Intermediate· ~1 min read#embedding#vector

Embedding

Meaning, encoded as numbers

A vector representation that captures the meaning of a piece of text, image, or audio.

Definition

An embedding model takes something like the word "king" and outputs a fixed-length vector. That vector encodes the meaning — embeddings for "king" and "queen" are close together.

Semantic search, recommendations, clustering, RAG — all powered by embeddings. Modern models: OpenAI text-embedding-3, Cohere Embed v3, Voyage, BGE, Jina.

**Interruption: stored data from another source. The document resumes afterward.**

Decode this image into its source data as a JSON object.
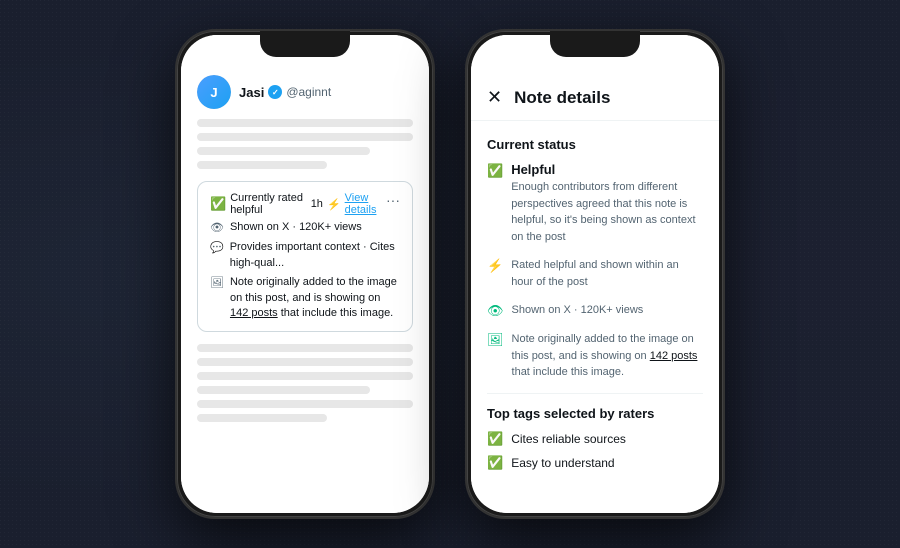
{
  "phone1": {
    "label": "tweet-view-phone",
    "user": {
      "name": "Jasi",
      "handle": "@aginnt",
      "verified": true
    },
    "tweet_lines": [
      {
        "width": "100%"
      },
      {
        "width": "95%"
      },
      {
        "width": "85%"
      },
      {
        "width": "70%"
      }
    ],
    "notes_banner": {
      "row1_label": "Currently rated helpful",
      "row1_time": "1h",
      "row1_bolt": "⚡",
      "row1_link": "View details",
      "row1_dots": "···",
      "row2_icon": "👁",
      "row2_text": "Shown on X · 120K+ views",
      "row3_icon": "💬",
      "row3_text": "Provides important context · Cites high-qual...",
      "row4_icon": "🖼",
      "row4_text_before": "Note originally added to the image on this post, and is showing on ",
      "row4_link": "142 posts",
      "row4_text_after": " that include this image."
    },
    "bottom_lines": [
      {
        "width": "100%"
      },
      {
        "width": "95%"
      },
      {
        "width": "90%"
      },
      {
        "width": "100%"
      },
      {
        "width": "85%"
      },
      {
        "width": "70%"
      }
    ]
  },
  "phone2": {
    "label": "note-details-phone",
    "header": {
      "close": "✕",
      "title": "Note details"
    },
    "current_status_label": "Current status",
    "helpful": {
      "label": "Helpful",
      "description": "Enough contributors from different perspectives agreed that this note is helpful, so it's being shown as context on the post"
    },
    "rated_helpful": {
      "icon": "⚡",
      "text": "Rated helpful and shown within an hour of the post"
    },
    "shown_on_x": {
      "icon": "👁",
      "text": "Shown on X · 120K+ views"
    },
    "image_note": {
      "icon": "🖼",
      "text_before": "Note originally added to the image on this post, and is showing on ",
      "link": "142 posts",
      "text_after": " that include this image."
    },
    "top_tags_label": "Top tags selected by raters",
    "tags": [
      {
        "text": "Cites reliable sources"
      },
      {
        "text": "Easy to understand"
      }
    ]
  }
}
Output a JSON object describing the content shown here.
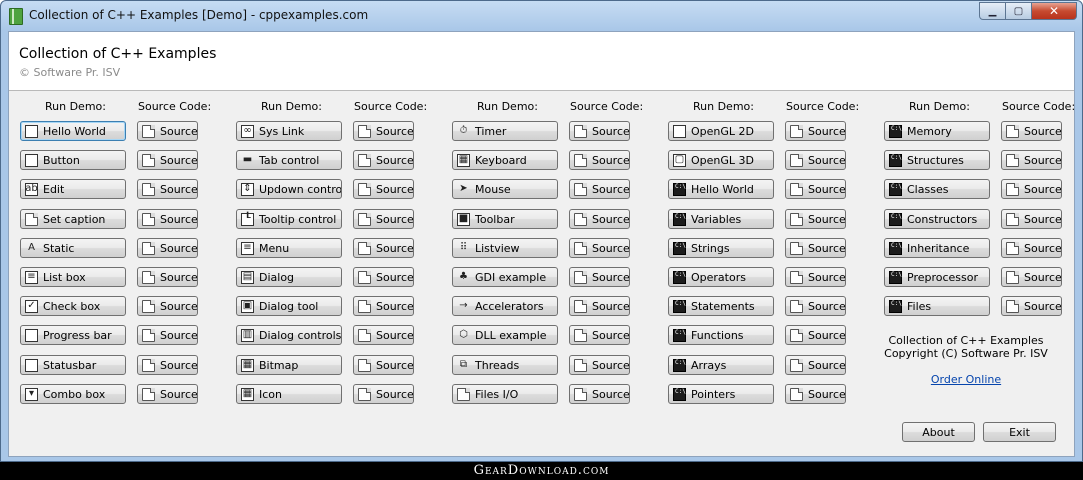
{
  "window": {
    "title": "Collection of C++ Examples [Demo]  - cppexamples.com"
  },
  "header": {
    "title": "Collection of C++ Examples",
    "subtitle": "© Software Pr. ISV"
  },
  "labels": {
    "run_demo": "Run Demo:",
    "source_code": "Source Code:",
    "source": "Source"
  },
  "columns": [
    {
      "items": [
        {
          "label": "Hello World",
          "icon": "window-icon"
        },
        {
          "label": "Button",
          "icon": "button-icon"
        },
        {
          "label": "Edit",
          "icon": "edit-icon"
        },
        {
          "label": "Set caption",
          "icon": "caption-icon"
        },
        {
          "label": "Static",
          "icon": "static-text-icon"
        },
        {
          "label": "List box",
          "icon": "listbox-icon"
        },
        {
          "label": "Check box",
          "icon": "checkbox-icon"
        },
        {
          "label": "Progress bar",
          "icon": "progress-icon"
        },
        {
          "label": "Statusbar",
          "icon": "statusbar-icon"
        },
        {
          "label": "Combo box",
          "icon": "combobox-icon"
        }
      ]
    },
    {
      "items": [
        {
          "label": "Sys Link",
          "icon": "link-icon"
        },
        {
          "label": "Tab control",
          "icon": "tab-icon"
        },
        {
          "label": "Updown control",
          "icon": "updown-icon"
        },
        {
          "label": "Tooltip control",
          "icon": "tooltip-icon"
        },
        {
          "label": "Menu",
          "icon": "menu-icon"
        },
        {
          "label": "Dialog",
          "icon": "dialog-icon"
        },
        {
          "label": "Dialog tool",
          "icon": "dialog-tool-icon"
        },
        {
          "label": "Dialog controls",
          "icon": "dialog-controls-icon"
        },
        {
          "label": "Bitmap",
          "icon": "bitmap-icon"
        },
        {
          "label": "Icon",
          "icon": "icon-icon"
        }
      ]
    },
    {
      "items": [
        {
          "label": "Timer",
          "icon": "timer-icon"
        },
        {
          "label": "Keyboard",
          "icon": "keyboard-icon"
        },
        {
          "label": "Mouse",
          "icon": "mouse-cursor-icon"
        },
        {
          "label": "Toolbar",
          "icon": "toolbar-icon"
        },
        {
          "label": "Listview",
          "icon": "listview-icon"
        },
        {
          "label": "GDI example",
          "icon": "gdi-icon"
        },
        {
          "label": "Accelerators",
          "icon": "arrow-right-icon"
        },
        {
          "label": "DLL example",
          "icon": "dll-icon"
        },
        {
          "label": "Threads",
          "icon": "threads-icon"
        },
        {
          "label": "Files I/O",
          "icon": "file-icon"
        }
      ]
    },
    {
      "items": [
        {
          "label": "OpenGL 2D",
          "icon": "opengl-2d-icon"
        },
        {
          "label": "OpenGL 3D",
          "icon": "opengl-3d-icon"
        },
        {
          "label": "Hello World",
          "icon": "console-icon"
        },
        {
          "label": "Variables",
          "icon": "console-icon"
        },
        {
          "label": "Strings",
          "icon": "console-icon"
        },
        {
          "label": "Operators",
          "icon": "console-icon"
        },
        {
          "label": "Statements",
          "icon": "console-icon"
        },
        {
          "label": "Functions",
          "icon": "console-icon"
        },
        {
          "label": "Arrays",
          "icon": "console-icon"
        },
        {
          "label": "Pointers",
          "icon": "console-icon"
        }
      ]
    },
    {
      "items": [
        {
          "label": "Memory",
          "icon": "console-icon"
        },
        {
          "label": "Structures",
          "icon": "console-icon"
        },
        {
          "label": "Classes",
          "icon": "console-icon"
        },
        {
          "label": "Constructors",
          "icon": "console-icon"
        },
        {
          "label": "Inheritance",
          "icon": "console-icon"
        },
        {
          "label": "Preprocessor",
          "icon": "console-icon"
        },
        {
          "label": "Files",
          "icon": "console-icon"
        }
      ]
    }
  ],
  "info": {
    "line1": "Collection of C++ Examples",
    "line2": "Copyright (C) Software Pr. ISV",
    "link": "Order Online"
  },
  "buttons": {
    "about": "About",
    "exit": "Exit"
  },
  "footer": {
    "watermark": "GearDownload.com"
  }
}
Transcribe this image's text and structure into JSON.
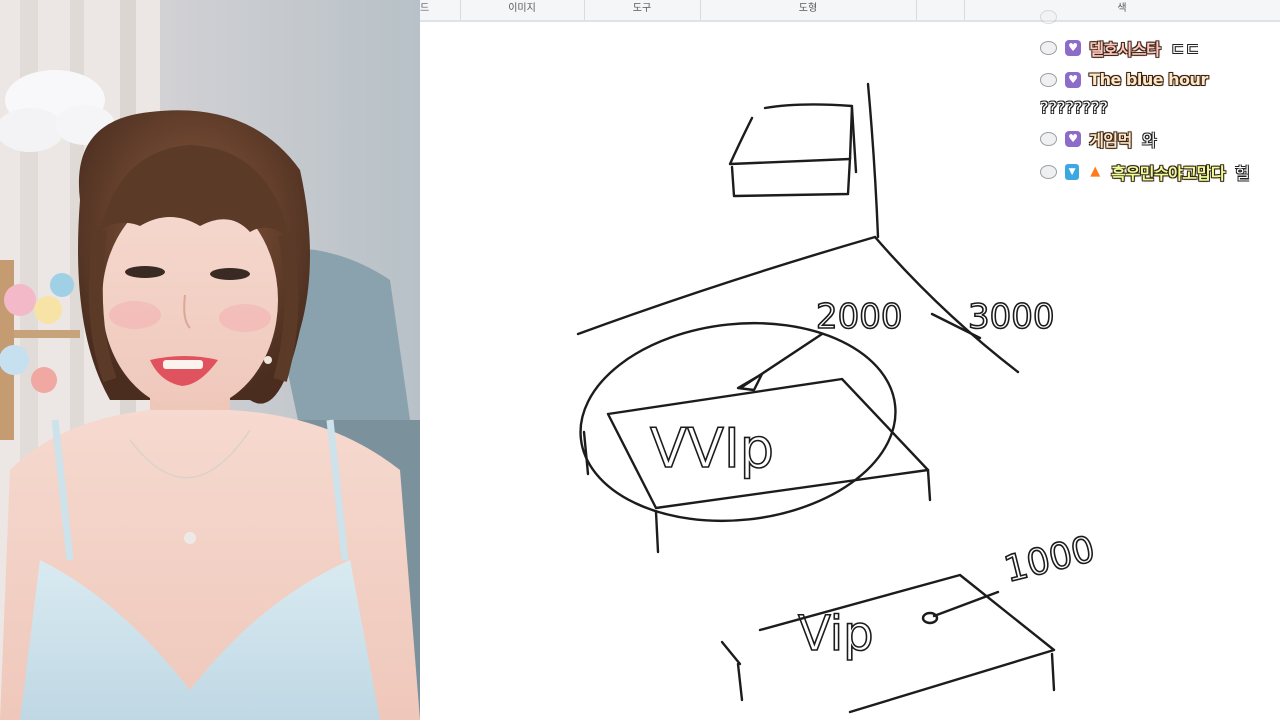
{
  "toolbar": {
    "groups": [
      "드",
      "이미지",
      "도구",
      "도형",
      "",
      "색"
    ]
  },
  "canvas": {
    "labels": {
      "box_large": "VVIp",
      "box_small": "Vip",
      "price_left": "2000",
      "price_right": "3000",
      "price_small": "1000"
    }
  },
  "chat": {
    "messages": [
      {
        "nick": "",
        "text": "",
        "faded": true
      },
      {
        "nick": "델호시스타",
        "text": "ㄷㄷ"
      },
      {
        "nick": "The blue hour",
        "text": "????????"
      },
      {
        "nick": "게임먹",
        "text": "와"
      },
      {
        "nick": "흑우민수야고맙다",
        "text": "헐"
      }
    ]
  },
  "colors": {
    "nick_default": "#ffe7c7",
    "nick_green": "#e8ff9a",
    "heart_badge": "#8d6cc9",
    "toolbar_bg": "#f5f6f7"
  },
  "icons": [
    "user-level-icon",
    "subscriber-heart-icon",
    "fan-badge-icon",
    "fire-icon"
  ]
}
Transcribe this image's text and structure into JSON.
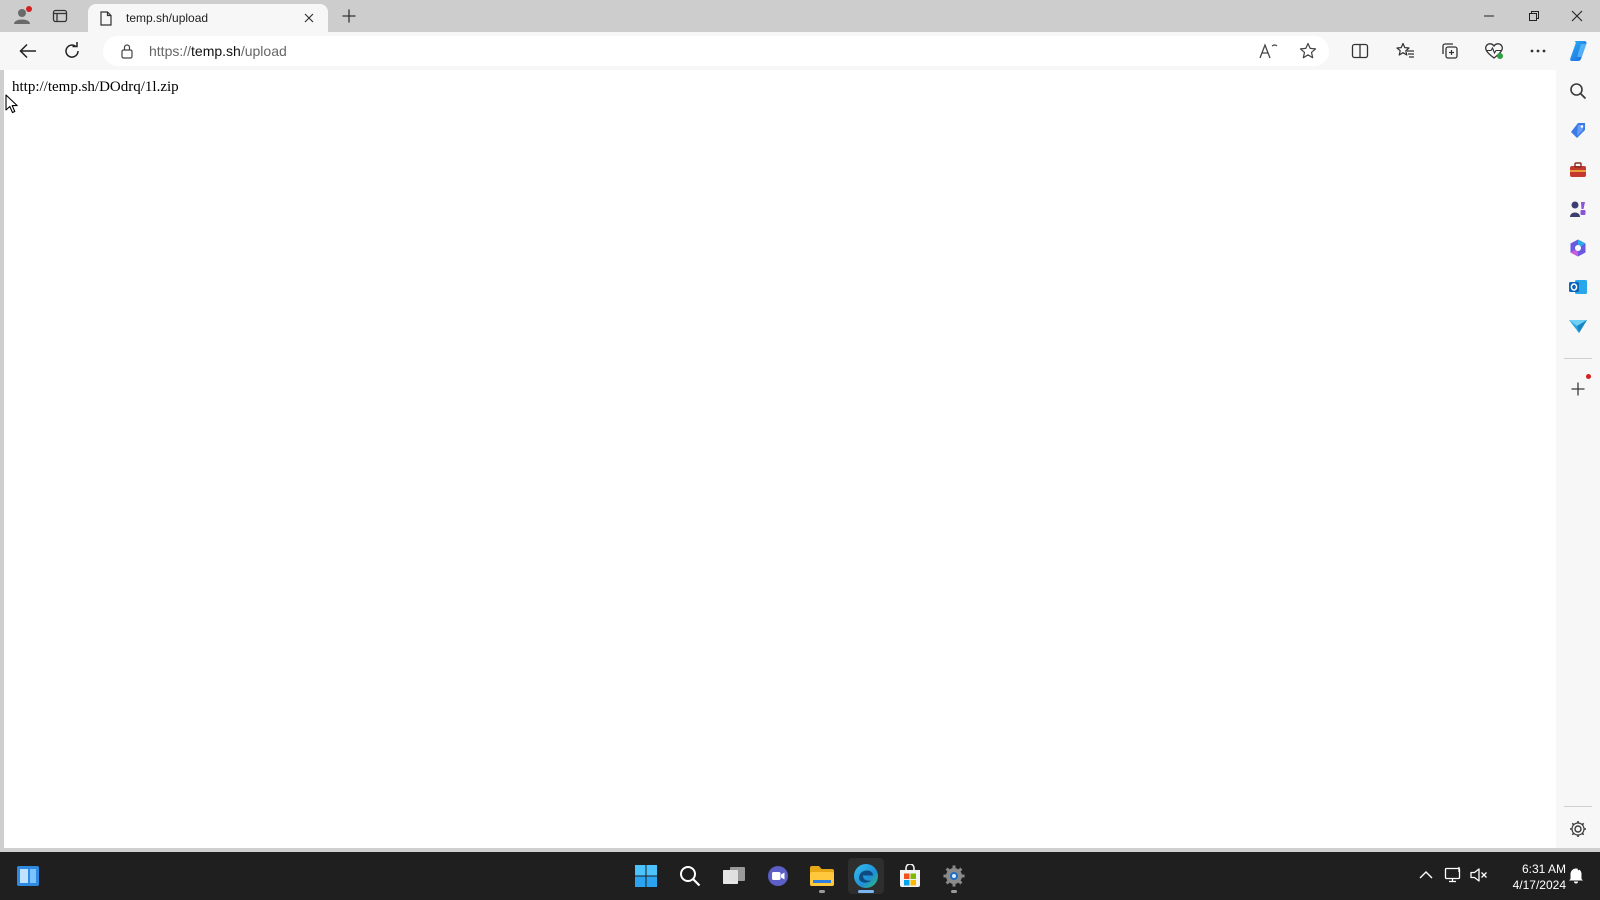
{
  "browser": {
    "tab": {
      "title": "temp.sh/upload"
    },
    "address": {
      "scheme": "https://",
      "host": "temp.sh",
      "path": "/upload"
    }
  },
  "page": {
    "text": "http://temp.sh/DOdrq/1l.zip"
  },
  "icons": {
    "profile": "profile-icon",
    "tab_actions": "tab-actions-icon",
    "page": "page-icon",
    "back": "back-arrow-icon",
    "refresh": "refresh-icon",
    "lock": "lock-icon",
    "read_aloud": "read-aloud-icon",
    "favorite": "star-icon",
    "split_screen": "split-screen-icon",
    "favorites": "favorites-icon",
    "collections": "collections-icon",
    "browser_essentials": "heart-pulse-icon",
    "more": "more-icon",
    "copilot": "copilot-icon"
  },
  "sidebar": [
    {
      "name": "search-icon"
    },
    {
      "name": "shopping-tag-icon"
    },
    {
      "name": "tools-icon"
    },
    {
      "name": "games-icon"
    },
    {
      "name": "microsoft365-icon"
    },
    {
      "name": "outlook-icon"
    },
    {
      "name": "send-icon"
    }
  ],
  "taskbar": {
    "apps": [
      "start",
      "search",
      "task-view",
      "meet",
      "file-explorer",
      "edge",
      "store",
      "settings"
    ]
  },
  "system_tray": {
    "time": "6:31 AM",
    "date": "4/17/2024"
  },
  "colors": {
    "notification_dot": "#d32020",
    "copilot": "#1a73e8",
    "taskbar_bg": "#1f1f1f"
  }
}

Choice matters: language support, dimension (256–3072), context window (max input tokens), and cost ($0.02-$0.13 per 1M tokens) differ. Wrong model = bad retrieval = bad RAG.

Analogy

You compress a 12-megapixel photo down to 1536 numbers, but those 1536 still carry enough info to answer "is this a cat or a dog?". Embeddings do exactly that: throw away the detail, keep the meaning. Lossy compression — but it loses the right thing.

Real-world example

A Slack message archive. You search "I mentioned the deploy failure last month." Classic search returns messages containing both "deploy" and "failure" — but not "Friday's release exploded" (different words, same meaning).

Embedding-based search: turn your query into a 1536-dim vector; every message already has a vector. Cosine similarity returns the 20 closest — "release exploded" included.

A deeper look

Code examples

OpenAI embedding + cosine similarityPython

from openai import OpenAI
import numpy as np

client = OpenAI()

def embed(text: str) -> np.ndarray:
    resp = client.embeddings.create(
        model="text-embedding-3-small",
        input=text,
    )
    return np.array(resp.data[0].embedding)

def cosine(a: np.ndarray, b: np.ndarray) -> float:
    return float(np.dot(a, b) / (np.linalg.norm(a) * np.linalg.norm(b)))

v_king   = embed("king")
v_queen  = embed("queen")
v_potato = embed("potato")

print(cosine(v_king, v_queen))   # ≈ 0.78  (close in meaning)
print(cosine(v_king, v_potato))  # ≈ 0.23  (far apart)

When to use

Semantic search (beyond full-text)
Indexing chunks for RAG
Recommendation systems (user/item similarity)
Duplicate detection (near-duplicates, not exact)
Using embeddings as input features for classification

When not to use

Exact string matches (slug, ID, username)
Structured queries (WHERE created_at > X)
When decisions must be explainable
Costly model + rarely-changing data — don't forget caching

Common pitfalls

Embed and forget

Upgrading the embedding model means re-embedding everything. Old and new vectors aren't in the same space. Plan migration up front.

Underestimating chunking

Embedding a whole document as one vector loses detail. You don't want to compress 50 pages into 1 vector. Proper chunking is critical.

Embedding non-English with English-only models

An English-trained model is weak on other languages. Prefer multilingual models like Cohere multilingual, BGE-m3.